One should always be cautious when the British latch on to an unknown American group and begin to venerate them like there's no tomorrow. On past occasions this type of overhyping has materialised in artists like Lana Del Rey and the Kings of Leon, big acts over here but rather less celebrated in their native country, with Americans viewing them more by way of suspicion than admiration. Of course, sometimes American groups that primarily court attention here in Europe can go on to have very successful homeland careers, a case example being the Backstreet Boys.
In keeping with the British tradition of overhyping American groups the Americans couldn't give a hoot about, Los Angeles band Haim are all over UK radio and music journals right now. The group is comprised of three sisters and a drummer called Dash Hutton. Although Haim's sound is redolent of '80s pop, the band's name is not a knowing homage to that period's tragic teen movie star Corey Haim and is in fact a clever moniker of sisters' Danielle Haim (vocals, lead guitar), Alana Haim (vocals, rhythm guitar, keyboards, percussion) and Este Haim's (vocals, bass) actual surname.

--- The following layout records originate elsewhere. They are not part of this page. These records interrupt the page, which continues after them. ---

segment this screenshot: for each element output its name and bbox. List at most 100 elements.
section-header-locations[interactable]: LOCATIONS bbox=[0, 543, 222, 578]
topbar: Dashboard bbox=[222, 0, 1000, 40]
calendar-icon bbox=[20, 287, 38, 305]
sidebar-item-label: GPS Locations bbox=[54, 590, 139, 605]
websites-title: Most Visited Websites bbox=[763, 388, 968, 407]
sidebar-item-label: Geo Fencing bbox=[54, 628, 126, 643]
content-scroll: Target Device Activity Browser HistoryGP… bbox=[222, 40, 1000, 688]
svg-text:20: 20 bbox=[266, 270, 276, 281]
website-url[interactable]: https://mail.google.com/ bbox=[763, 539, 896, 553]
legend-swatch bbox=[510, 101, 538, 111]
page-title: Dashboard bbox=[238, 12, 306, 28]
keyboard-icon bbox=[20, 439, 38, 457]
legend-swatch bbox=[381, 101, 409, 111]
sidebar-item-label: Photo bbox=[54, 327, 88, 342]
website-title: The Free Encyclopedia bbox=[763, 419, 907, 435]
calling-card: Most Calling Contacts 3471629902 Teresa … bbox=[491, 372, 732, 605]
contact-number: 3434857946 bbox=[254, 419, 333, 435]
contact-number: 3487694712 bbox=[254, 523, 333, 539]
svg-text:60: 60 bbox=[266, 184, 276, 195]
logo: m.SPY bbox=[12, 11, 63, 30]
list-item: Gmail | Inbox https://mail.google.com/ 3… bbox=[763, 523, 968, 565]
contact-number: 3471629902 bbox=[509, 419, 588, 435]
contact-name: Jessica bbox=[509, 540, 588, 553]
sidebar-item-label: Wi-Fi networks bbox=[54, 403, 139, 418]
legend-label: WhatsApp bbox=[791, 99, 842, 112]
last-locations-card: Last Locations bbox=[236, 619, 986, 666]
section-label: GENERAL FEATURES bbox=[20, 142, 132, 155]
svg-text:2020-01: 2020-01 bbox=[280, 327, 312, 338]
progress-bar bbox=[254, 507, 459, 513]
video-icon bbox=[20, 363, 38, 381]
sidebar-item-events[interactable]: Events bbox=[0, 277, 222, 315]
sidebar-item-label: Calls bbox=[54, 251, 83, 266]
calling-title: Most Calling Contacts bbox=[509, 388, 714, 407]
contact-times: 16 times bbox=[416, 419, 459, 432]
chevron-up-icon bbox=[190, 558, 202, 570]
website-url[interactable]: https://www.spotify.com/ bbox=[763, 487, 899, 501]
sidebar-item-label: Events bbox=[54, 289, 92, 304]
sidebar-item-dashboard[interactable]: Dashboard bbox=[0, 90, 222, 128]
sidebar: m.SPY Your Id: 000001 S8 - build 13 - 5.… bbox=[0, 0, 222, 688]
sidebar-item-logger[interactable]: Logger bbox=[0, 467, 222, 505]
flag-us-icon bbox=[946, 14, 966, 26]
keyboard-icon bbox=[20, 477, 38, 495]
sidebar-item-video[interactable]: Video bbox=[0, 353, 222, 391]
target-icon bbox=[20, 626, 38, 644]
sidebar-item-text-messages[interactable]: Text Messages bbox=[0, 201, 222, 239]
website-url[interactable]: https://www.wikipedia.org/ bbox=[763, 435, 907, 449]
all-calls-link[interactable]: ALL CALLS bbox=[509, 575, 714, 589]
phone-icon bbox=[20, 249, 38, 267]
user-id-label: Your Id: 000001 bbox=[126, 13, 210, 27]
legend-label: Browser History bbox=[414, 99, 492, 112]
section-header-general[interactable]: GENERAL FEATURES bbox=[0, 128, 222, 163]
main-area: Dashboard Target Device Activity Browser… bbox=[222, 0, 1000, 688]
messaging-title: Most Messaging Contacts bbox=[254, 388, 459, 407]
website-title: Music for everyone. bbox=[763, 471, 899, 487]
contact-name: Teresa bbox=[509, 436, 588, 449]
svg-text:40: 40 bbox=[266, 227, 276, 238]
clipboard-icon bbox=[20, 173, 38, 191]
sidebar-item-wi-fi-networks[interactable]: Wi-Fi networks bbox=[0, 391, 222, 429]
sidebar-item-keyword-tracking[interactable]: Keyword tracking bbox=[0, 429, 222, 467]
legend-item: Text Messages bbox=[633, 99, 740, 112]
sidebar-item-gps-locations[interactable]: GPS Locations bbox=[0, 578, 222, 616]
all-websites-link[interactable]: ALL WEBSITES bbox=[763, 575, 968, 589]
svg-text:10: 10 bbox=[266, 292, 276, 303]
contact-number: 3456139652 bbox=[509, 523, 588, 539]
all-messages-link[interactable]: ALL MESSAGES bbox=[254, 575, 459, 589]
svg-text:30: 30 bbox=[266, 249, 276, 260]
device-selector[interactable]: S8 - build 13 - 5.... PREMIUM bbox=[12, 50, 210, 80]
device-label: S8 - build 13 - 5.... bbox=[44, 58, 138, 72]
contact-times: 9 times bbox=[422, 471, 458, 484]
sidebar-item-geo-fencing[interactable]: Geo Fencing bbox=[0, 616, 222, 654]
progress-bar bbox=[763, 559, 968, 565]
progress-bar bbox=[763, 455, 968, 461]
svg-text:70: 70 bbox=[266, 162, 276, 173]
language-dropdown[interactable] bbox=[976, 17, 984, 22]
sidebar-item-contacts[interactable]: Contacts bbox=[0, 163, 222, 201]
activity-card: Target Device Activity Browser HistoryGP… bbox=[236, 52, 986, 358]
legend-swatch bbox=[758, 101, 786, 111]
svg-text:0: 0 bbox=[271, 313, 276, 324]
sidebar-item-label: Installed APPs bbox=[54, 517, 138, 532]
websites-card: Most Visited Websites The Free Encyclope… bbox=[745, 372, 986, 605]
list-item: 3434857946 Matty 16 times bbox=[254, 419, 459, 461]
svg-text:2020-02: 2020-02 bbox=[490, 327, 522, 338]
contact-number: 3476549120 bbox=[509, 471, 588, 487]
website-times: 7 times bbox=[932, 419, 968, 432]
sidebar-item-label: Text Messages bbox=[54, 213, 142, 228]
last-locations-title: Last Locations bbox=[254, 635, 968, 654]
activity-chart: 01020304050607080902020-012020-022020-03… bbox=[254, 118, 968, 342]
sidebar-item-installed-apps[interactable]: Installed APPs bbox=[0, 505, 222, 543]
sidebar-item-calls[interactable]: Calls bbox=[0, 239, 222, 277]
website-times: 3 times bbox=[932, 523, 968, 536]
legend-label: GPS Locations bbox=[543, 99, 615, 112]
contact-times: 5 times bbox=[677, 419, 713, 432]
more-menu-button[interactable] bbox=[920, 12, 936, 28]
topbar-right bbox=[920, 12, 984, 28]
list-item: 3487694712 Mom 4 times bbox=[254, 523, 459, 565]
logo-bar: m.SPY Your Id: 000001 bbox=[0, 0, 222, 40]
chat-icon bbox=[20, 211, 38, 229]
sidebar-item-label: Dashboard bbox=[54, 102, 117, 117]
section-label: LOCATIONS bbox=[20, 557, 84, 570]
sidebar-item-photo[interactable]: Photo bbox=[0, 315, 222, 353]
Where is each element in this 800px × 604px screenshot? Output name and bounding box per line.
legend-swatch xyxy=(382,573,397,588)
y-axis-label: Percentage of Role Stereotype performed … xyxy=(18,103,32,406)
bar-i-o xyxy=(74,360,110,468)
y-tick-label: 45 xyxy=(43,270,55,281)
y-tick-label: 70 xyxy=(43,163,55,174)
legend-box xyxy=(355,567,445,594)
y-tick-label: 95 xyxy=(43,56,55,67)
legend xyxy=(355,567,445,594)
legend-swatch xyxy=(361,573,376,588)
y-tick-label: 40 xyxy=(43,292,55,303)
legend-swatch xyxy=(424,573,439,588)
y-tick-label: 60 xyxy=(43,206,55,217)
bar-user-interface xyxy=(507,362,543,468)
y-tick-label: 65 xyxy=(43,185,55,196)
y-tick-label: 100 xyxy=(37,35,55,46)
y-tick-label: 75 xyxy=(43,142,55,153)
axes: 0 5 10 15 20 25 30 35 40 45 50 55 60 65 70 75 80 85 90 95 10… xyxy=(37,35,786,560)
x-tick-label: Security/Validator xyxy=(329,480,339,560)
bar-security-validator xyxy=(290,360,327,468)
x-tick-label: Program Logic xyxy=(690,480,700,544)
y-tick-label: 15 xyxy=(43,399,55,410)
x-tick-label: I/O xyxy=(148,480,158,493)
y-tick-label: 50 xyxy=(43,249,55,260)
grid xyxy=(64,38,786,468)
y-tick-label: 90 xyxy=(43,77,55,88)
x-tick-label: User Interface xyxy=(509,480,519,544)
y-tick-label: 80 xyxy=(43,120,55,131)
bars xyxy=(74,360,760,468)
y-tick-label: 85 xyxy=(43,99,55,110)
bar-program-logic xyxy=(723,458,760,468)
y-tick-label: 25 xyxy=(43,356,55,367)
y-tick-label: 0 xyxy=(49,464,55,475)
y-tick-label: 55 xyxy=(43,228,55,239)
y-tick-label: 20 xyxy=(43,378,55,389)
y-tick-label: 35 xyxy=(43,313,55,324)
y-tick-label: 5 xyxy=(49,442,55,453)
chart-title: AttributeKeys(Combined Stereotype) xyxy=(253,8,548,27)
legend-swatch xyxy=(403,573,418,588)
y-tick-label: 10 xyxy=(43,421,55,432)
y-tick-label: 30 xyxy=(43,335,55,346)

The Haim girls are getting a lot of UK loving right now and their debut single Forever is on commercial radio playlists nationwide. Their sound is old-school Americana, but the music takes liberal inspiration from '90s R&B, with the girls citing Aaliyah, En Vogue and Brandy/ Monica as key inspirations.
So are these Californian Jewish princesses rightly being praised as Christ's second coming, or are the British making a big deal out of nothing?